Edith Brower (August 24, 1848 – September 16, 1931) was a Progressive Era American reformer who lived in Wilkes-Barre, Pennsylvania. Edith Brower became a music and literary critic, and contributed arts columns to The Atlantic Monthly and Harper's Weekly.

==Biography==
Edith Brower was born in New Orleans, Louisiana, August 24, 1848.

She founded the Wyoming Valley Woman's Club, serving as its first president, in 1905, which still exists today. Bower is well known for her memoir, Little Old Wilkes-Barre as i Knew It, (1923) as well as her correspondence with Pulitzer Prize-winning poet Edwin Arlington Robinson.

Brower, an advocate for Women's suffrage, responded to a piece published by The New York Times that was written by Almroth Wright. Wright opposed the movement, saying that women's brains were different from men's, preventing them from being able to adequately deal with social issues. In her letter to the editor, published in the Times on October 23, 1923, she "assails" Wright's views.
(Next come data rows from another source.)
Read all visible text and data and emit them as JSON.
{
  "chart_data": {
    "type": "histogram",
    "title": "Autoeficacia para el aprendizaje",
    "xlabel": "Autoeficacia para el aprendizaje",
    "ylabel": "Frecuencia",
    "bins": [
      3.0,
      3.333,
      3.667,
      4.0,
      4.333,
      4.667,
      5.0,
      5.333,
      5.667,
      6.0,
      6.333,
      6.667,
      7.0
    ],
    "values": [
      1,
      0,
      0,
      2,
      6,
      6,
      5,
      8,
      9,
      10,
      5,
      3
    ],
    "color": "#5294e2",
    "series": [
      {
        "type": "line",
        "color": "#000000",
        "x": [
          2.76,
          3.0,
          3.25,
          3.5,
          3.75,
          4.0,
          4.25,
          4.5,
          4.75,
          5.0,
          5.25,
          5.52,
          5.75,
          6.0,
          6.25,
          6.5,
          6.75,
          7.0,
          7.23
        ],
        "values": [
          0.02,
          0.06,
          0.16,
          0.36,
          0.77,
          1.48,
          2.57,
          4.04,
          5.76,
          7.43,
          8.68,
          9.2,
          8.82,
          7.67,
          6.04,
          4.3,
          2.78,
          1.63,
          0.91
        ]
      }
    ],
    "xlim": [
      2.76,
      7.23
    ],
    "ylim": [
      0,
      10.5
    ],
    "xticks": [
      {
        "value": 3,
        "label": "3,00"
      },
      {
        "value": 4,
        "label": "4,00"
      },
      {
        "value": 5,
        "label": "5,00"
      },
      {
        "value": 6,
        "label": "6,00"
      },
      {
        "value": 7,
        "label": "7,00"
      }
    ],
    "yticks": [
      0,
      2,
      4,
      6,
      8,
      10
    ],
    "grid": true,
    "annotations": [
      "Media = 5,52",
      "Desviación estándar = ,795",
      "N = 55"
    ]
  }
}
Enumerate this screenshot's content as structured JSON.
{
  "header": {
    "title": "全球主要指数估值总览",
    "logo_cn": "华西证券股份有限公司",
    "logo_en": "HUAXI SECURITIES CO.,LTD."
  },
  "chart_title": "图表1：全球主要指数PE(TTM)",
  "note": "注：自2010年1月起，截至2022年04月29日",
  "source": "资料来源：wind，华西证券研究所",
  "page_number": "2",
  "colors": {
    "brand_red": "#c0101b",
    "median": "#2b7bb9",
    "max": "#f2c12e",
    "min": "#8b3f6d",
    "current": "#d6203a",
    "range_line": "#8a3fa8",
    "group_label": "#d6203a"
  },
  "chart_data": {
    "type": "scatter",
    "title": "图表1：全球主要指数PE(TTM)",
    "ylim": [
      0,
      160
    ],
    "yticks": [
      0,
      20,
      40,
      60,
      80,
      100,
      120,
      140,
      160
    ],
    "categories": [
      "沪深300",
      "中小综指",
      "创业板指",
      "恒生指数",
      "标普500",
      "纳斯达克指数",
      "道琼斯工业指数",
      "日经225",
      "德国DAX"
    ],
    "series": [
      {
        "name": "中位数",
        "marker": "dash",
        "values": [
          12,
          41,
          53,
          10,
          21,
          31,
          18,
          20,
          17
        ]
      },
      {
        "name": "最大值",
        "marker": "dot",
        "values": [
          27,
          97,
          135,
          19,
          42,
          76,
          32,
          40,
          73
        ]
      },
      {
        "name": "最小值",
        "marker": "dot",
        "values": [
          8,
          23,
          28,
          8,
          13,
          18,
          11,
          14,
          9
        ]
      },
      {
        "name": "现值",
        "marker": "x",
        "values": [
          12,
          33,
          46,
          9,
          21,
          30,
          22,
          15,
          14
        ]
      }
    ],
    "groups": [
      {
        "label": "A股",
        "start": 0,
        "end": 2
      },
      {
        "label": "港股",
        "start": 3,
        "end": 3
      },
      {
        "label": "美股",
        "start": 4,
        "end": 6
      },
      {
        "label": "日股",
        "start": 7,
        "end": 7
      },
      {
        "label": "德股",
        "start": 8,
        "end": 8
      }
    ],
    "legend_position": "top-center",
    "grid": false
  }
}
That letter to the editor was one of many, as described in the Introduction to the book, Edwin Arlington Robinson's Letters to Edith Bower, Bower is described as:

"A feminist who nevertheless retained her feminine qualities, she articulately endorsed woman suffrage...A relentless writer of letters to the editor..."
After her death, a tribute to Brower summarized her determination to pursue women's rights, in one sentence; "At a time when the convention was that women should hold silence, she was not silent."

The City of Wilkes-Barre placed a plaque, memorializing Brower, on the River Common across from the old clubhouse of the Wyoming Valley's Women Club, in 1984.

== Selected works ==

=== Books ===
- The remainder man, Peter Economy, 19--. Originally published in Two Tales: Boston, 1892.
- Little old Wilkes-Barre as I knew it, Fowler, Dick & Walker, 1923.

===Archived material===

- Polly's True Boy, University of Michigan: Humanities Text Initiative, Catholic world, Vol. 55, Iss. 330.
- His Dry Sunday, University of Michigan: Humanities Text Initiative, Catholic world, Vol. 62, Iss. 372.
- Treshornish, University of Michigan: Humanities Text Initiative, Overland monthly and Out West magazine, Vol. 17, Iss. 98.